Aturan Turunan UU Cipta Kerja Dinilai Kian Mengancam Lingkungan
Sejumlah pihak menilai aturan turunan UU Cipta Kerja belum bisa menjawab kekhawatiran akan kerusakan lingkungan yang berpotensi terjadi akibat regulasi yang kontradiktif ini.
Oleh
PRADIPTA PANDU
·4 menit baca
JAKARTA, KOMPAS — Aturan turunan Undang-Undang Nomor 11 Tahun 2020 tentang Cipta Kerja dinilai hanya menekankan kemudahan dalam menjalankan sejumlah agenda pembangunan dan menguntungkan korporasi besar. Alih-alih meningkatkan kesejahteraan, aturan turunan tersebut justru berpotensi kian merusak lingkungan dan sumber daya alam.
Hal itu terangkum dalam kertas kebijakan ”Catatan Akhir dan Evaluasi 100 Hari UU Cipta Kerja” yang disusun oleh Perkumpulan untuk Pembaharuan Hukum Berbasis Masyarakat dan Ekologi (Huma) serta diluncurkan secara daring, Kamis (4/3/2021).

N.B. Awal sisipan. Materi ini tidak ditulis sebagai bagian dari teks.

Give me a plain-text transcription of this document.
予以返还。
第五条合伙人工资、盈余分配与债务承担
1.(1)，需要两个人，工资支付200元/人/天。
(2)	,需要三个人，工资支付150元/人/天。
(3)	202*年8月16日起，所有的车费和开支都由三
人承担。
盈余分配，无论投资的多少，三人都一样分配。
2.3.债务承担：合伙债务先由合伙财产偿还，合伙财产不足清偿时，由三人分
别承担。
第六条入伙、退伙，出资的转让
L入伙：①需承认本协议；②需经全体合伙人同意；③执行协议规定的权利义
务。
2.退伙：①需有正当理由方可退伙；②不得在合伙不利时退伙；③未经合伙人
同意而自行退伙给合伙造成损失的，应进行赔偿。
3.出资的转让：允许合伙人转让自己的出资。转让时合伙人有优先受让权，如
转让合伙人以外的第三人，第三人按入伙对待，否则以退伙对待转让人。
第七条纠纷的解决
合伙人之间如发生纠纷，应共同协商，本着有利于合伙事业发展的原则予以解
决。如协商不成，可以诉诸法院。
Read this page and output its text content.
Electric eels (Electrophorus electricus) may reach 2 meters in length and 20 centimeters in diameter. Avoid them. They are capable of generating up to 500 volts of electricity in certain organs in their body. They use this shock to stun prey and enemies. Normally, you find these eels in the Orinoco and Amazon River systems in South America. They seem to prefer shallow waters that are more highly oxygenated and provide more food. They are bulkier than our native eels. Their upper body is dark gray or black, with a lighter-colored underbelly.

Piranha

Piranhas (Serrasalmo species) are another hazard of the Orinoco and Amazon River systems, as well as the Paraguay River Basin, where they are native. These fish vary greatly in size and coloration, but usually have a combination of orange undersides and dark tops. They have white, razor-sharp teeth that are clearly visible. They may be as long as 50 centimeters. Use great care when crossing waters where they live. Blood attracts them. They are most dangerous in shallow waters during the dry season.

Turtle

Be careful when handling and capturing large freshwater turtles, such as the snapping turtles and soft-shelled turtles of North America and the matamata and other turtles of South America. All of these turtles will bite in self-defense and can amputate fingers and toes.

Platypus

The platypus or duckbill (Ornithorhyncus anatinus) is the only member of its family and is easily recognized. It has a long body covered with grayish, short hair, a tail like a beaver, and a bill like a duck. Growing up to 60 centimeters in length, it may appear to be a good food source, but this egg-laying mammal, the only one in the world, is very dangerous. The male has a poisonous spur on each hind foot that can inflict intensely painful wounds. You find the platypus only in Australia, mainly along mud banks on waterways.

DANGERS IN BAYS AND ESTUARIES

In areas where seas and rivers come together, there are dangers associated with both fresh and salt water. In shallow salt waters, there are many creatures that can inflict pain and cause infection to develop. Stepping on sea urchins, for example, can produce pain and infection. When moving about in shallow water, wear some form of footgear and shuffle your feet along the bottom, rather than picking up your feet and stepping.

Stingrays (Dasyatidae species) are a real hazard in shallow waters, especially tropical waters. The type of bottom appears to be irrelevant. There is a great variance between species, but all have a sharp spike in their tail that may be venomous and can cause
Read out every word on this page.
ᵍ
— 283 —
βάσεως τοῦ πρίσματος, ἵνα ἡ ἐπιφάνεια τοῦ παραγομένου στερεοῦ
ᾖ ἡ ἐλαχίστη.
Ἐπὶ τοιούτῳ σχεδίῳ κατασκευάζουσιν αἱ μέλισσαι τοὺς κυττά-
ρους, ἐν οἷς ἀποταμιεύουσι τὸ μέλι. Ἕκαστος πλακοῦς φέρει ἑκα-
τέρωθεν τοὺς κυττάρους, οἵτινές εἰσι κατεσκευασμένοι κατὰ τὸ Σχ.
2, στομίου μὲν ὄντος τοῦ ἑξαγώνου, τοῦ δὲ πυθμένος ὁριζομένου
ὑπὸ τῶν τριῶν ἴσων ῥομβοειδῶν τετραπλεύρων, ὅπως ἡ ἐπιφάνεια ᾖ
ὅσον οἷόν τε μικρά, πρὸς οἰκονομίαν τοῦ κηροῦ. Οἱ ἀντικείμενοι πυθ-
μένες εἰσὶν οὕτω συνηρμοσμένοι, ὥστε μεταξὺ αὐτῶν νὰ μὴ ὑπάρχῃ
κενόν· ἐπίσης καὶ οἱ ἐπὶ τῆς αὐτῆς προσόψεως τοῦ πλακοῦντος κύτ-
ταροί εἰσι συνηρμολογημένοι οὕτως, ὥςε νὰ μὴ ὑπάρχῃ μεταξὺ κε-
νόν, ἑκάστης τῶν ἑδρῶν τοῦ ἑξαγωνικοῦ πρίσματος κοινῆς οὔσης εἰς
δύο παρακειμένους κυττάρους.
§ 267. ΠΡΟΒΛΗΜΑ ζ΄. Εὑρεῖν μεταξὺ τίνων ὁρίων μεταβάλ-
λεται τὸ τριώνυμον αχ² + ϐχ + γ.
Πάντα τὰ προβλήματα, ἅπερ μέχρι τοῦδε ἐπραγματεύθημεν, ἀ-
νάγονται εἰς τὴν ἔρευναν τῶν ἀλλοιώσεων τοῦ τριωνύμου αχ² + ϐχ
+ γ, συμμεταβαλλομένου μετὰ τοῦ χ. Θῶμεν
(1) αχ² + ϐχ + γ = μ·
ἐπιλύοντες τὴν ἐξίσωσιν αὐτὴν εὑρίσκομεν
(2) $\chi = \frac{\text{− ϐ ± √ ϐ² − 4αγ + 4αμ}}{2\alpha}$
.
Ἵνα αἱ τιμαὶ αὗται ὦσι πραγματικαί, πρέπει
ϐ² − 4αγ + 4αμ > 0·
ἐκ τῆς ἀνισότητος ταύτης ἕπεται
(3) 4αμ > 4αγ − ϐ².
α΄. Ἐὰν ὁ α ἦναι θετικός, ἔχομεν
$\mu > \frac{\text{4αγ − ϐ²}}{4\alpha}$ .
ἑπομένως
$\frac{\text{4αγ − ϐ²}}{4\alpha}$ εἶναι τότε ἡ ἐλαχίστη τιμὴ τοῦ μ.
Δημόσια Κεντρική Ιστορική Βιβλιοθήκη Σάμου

Nadya Demadevina dari tim penyusun kertas kebijakan tersebut mencatat, terdapat sejumlah agenda pembangunan atau sektor yang paling dimudahkan dalam UU Cipta Kerja dan aturan turunannya. Agenda itu, antara lain, Proyek Strategis Nasional (PSN), Kawasan Ekonomi Khusus (KEK), lumbung pangan (food estate), usaha ekstraktif, dan pariwisata.
Jalan yang diciptakan dari UU Cipta Kerja sudah abai terhadap corporate citizenship yang seharusnya peduli terhadap lingkungan dan hak asasi manusia. (Dadang Tri Sasongko)
Menurut Nadya, aturan turunan UU Cipta Kerja memberikan ruang yang sangat besar bagi pemerintah untuk mengatur PSN secara teknis. Padahal, aturan terkait PSN tidak dituangkan secara khusus dalam UU Cipta Kerja. Sementara kemudahan yang diberikan ini yakni diizinkannya alih fungsi lahan meski belum dimuat dalam rencana tata ruang hingga jaminan pelepasan dan penggunaan kawasan hutan.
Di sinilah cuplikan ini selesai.